The impact on other markets around Asia has so far been less evident. There had been speculation that Australia’s IRs, which have become increasingly reliant on Asian VIPs, may suffer. They took a particularly hard hit to revenue after Beijing’s corruption clampdown shrivelled up the VIP market a few years ago. However, to date, that doesn’t appear to have been the case.
In an October research note, Morgan Stanley said the VIP market appeared solid with ample junket liquidity. It said further afield, growth also remains strong, especially in the Philippines and Cambodia.
Although existing IRs in the Philippines have continued to gain ground, the industry as a whole there has had more than its fair share of ups and downs this year, leaving major question marks about the potential for future expansion.
Mercurial President Rodrigo Duterte has made it clear he doesn’t like gaming and the on again - very quickly off again - pronouncements on major projects give the impression he and his gambling regulator are not always on the same page.
It now appears highly unlikely Galaxy Entertainment and its local partner Leisure & Resorts World Corp. will be able to proceed with their plans for an IR on the island of Boracay.
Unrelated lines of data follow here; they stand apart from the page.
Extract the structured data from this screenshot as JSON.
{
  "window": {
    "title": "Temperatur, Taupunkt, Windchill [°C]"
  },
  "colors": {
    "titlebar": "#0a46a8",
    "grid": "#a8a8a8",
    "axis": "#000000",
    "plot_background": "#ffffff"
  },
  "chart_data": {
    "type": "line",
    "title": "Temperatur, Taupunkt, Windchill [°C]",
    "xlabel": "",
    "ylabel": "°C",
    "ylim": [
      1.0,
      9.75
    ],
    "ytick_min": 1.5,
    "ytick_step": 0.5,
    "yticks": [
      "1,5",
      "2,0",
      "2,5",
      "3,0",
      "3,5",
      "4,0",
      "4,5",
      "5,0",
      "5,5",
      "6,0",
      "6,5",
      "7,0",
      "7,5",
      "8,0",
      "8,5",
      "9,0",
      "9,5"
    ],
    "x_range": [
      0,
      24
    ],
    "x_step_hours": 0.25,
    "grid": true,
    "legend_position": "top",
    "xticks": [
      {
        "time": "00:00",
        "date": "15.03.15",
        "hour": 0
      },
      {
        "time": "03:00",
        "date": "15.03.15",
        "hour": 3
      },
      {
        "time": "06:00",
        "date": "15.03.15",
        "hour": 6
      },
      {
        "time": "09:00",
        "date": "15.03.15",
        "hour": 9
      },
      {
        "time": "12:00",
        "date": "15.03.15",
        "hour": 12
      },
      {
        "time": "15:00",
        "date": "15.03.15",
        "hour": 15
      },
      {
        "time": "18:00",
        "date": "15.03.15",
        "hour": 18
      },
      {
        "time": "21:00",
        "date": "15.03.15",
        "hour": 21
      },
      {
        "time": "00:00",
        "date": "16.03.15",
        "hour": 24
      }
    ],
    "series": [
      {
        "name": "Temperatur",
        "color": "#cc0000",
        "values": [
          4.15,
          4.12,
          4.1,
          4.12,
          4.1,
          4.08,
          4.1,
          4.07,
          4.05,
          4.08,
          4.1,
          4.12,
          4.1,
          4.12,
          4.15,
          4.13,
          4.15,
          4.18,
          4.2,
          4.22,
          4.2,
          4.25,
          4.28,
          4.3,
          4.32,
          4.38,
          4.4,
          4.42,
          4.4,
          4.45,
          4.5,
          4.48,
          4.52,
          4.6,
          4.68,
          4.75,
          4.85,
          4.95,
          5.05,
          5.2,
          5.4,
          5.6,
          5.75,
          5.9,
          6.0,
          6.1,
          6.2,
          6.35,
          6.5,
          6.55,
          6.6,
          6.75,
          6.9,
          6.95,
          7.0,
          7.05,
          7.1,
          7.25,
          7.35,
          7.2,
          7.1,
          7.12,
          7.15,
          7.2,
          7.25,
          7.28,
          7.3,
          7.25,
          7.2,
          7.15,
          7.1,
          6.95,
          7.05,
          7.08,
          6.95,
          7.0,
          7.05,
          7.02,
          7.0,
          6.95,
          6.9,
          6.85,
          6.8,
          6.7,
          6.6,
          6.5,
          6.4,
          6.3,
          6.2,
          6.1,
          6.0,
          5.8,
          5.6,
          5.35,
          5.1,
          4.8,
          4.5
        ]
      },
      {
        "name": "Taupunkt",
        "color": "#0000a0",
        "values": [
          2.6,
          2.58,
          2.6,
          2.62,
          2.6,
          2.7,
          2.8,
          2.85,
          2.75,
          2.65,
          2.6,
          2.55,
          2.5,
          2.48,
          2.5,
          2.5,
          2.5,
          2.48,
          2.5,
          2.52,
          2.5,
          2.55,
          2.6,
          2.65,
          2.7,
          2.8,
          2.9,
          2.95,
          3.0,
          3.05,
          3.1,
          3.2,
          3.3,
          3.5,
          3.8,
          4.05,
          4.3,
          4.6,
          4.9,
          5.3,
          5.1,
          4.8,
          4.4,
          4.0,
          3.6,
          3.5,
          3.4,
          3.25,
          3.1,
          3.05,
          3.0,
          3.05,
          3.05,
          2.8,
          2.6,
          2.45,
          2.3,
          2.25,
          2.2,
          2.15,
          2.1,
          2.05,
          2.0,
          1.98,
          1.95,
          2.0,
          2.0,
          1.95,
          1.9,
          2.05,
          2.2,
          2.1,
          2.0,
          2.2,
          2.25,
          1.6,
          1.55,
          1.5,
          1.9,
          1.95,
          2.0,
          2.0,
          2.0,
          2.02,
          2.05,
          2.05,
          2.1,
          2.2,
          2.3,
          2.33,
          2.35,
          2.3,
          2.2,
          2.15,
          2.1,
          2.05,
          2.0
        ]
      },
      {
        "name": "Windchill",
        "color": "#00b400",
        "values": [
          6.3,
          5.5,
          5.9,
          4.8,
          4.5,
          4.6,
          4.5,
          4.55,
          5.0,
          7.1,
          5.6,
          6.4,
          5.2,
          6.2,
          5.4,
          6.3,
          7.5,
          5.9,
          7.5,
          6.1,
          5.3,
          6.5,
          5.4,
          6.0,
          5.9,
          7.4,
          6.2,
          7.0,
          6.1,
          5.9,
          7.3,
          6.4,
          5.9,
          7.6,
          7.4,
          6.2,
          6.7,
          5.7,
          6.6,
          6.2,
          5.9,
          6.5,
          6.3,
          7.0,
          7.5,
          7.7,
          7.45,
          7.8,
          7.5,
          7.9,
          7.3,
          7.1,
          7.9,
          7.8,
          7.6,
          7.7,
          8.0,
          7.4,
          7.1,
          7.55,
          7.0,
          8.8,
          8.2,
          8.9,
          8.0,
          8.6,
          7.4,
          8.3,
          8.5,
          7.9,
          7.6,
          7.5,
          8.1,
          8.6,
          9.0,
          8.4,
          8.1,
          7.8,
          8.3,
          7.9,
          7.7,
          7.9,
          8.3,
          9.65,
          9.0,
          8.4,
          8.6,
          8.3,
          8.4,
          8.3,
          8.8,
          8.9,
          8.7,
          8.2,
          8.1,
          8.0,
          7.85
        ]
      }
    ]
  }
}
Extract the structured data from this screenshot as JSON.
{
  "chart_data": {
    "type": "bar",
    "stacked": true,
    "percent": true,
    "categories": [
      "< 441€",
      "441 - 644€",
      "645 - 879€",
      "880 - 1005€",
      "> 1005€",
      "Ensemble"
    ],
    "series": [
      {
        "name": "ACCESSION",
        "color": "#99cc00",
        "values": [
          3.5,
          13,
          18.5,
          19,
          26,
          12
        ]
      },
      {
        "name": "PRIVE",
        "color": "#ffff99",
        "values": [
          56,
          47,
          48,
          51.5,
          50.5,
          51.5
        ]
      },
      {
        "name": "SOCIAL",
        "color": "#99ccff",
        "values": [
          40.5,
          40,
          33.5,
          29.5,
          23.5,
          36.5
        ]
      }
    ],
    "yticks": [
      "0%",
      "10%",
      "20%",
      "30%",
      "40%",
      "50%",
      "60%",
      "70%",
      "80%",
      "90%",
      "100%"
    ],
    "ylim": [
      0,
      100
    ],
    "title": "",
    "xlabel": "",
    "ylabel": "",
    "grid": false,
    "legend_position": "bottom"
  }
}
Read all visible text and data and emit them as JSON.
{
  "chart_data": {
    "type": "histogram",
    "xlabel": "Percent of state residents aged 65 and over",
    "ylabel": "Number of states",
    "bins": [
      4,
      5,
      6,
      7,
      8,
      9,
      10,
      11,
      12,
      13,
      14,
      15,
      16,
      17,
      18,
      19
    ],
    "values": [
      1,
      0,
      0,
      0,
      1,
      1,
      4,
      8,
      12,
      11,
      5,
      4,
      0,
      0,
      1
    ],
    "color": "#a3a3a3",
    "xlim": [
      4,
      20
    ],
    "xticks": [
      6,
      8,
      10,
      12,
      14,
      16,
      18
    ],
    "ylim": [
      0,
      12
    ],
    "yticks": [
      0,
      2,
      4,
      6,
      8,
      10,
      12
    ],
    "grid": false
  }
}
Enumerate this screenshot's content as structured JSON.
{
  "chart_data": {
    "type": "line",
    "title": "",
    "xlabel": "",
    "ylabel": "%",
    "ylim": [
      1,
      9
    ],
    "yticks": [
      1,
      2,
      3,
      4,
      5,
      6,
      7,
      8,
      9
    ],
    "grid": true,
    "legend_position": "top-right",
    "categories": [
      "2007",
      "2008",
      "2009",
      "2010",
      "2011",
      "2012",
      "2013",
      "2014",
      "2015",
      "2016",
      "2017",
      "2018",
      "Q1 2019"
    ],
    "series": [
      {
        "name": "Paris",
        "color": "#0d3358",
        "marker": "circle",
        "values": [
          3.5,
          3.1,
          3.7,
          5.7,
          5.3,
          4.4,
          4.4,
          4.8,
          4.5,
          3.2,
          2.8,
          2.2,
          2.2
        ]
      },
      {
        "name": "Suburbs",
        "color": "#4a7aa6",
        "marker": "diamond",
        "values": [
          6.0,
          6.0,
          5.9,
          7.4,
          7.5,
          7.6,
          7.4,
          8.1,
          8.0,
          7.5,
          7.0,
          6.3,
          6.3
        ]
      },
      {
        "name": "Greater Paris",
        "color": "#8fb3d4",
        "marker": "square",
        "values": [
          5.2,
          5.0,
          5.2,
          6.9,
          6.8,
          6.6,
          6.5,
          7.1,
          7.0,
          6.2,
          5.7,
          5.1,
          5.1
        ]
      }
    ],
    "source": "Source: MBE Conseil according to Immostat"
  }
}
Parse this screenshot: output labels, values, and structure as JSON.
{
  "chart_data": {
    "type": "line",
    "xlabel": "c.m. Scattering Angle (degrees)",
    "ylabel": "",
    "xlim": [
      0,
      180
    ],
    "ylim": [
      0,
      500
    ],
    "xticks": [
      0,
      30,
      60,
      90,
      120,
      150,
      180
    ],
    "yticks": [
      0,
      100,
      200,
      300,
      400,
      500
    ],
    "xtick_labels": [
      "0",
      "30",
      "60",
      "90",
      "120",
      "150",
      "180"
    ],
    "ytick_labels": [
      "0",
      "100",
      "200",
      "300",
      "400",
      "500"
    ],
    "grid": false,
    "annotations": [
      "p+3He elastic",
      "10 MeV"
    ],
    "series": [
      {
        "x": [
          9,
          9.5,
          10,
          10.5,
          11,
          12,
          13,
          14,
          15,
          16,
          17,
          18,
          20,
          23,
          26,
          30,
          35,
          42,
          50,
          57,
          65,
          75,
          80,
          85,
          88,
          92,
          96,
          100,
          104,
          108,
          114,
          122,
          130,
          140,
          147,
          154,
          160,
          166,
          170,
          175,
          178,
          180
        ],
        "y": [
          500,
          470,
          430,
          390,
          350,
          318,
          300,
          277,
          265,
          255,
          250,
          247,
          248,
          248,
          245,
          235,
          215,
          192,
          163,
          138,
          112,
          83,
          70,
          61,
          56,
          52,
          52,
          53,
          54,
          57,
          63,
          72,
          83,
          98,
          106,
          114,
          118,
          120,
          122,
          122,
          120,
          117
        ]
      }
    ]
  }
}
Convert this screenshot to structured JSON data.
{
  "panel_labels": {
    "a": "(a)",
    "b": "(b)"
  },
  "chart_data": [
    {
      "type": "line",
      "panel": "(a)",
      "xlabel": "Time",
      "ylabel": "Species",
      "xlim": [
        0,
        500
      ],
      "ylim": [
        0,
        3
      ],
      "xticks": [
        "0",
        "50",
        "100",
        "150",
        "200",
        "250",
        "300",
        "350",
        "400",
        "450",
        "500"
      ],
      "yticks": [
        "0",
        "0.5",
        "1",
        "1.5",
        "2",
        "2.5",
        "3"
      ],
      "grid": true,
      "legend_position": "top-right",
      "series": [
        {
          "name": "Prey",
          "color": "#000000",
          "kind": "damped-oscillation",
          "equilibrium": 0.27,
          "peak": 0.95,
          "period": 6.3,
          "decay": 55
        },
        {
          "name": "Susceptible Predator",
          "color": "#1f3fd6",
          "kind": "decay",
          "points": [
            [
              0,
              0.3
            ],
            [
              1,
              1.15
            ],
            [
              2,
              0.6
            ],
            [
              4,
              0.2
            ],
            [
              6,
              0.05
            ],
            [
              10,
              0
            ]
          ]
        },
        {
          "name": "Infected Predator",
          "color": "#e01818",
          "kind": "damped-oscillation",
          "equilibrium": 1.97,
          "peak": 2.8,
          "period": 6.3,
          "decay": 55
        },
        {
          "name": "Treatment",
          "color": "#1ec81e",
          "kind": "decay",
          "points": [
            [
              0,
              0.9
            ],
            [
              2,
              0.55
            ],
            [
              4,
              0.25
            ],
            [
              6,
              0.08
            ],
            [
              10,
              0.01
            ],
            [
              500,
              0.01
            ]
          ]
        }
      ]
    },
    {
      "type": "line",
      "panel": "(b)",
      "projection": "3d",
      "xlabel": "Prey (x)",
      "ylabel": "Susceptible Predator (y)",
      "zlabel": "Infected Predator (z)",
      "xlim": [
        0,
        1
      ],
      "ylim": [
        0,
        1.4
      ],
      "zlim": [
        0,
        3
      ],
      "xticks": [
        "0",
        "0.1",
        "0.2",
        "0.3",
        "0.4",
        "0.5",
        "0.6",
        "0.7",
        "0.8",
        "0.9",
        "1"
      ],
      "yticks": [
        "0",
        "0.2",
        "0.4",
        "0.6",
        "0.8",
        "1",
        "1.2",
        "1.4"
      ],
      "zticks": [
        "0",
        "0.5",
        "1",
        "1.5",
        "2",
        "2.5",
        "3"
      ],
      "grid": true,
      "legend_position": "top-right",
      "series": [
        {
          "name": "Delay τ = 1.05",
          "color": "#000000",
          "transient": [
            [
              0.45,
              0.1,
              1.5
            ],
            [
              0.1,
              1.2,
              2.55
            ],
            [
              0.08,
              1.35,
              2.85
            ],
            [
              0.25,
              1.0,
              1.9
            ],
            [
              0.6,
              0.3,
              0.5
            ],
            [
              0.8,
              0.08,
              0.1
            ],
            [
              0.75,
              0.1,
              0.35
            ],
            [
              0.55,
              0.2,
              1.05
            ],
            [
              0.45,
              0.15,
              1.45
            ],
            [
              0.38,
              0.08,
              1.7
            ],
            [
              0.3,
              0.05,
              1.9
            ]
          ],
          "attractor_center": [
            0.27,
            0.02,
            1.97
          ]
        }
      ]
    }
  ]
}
The announcement the island would be closed to tourism for an environmental cleanup and no casinos would be permitted came just days after The Philippine Gaming and Amusement Corp. announced with fanfare the companies had been granted a license.
Since then, the rhetoric has only hardened with the government ordering the closure of a couple of existing facilities on the island.
Landing International’s project near Manila has suffered a similar fate. The government chose to announce it was sacking the entire board of its local partner during a high-profile ground-breaking ceremony, throwing the plans into chaos. Shares in the Hong Kongbased company have lost three quarters of their value, after the fallout from the Philippines debacle was exacerbated shortly afterwards by the disappearance of Landing Chairman Yang Zhihui. He was still missing as of the time of going to print.
Looking forward to 2019, there have already been some predictions that the gaming industry in Asia will continue to fall prey to politics. Spectrum Gaming is betting that Beijing will seek to crackdown on online gambling sites targeting China, with major implications for the Philippines and Cambodia, which have both seen a massive influx of Chinese capital.
For the land-based sector, it remains to be seen how deep the trade war cuts into local economies and spending.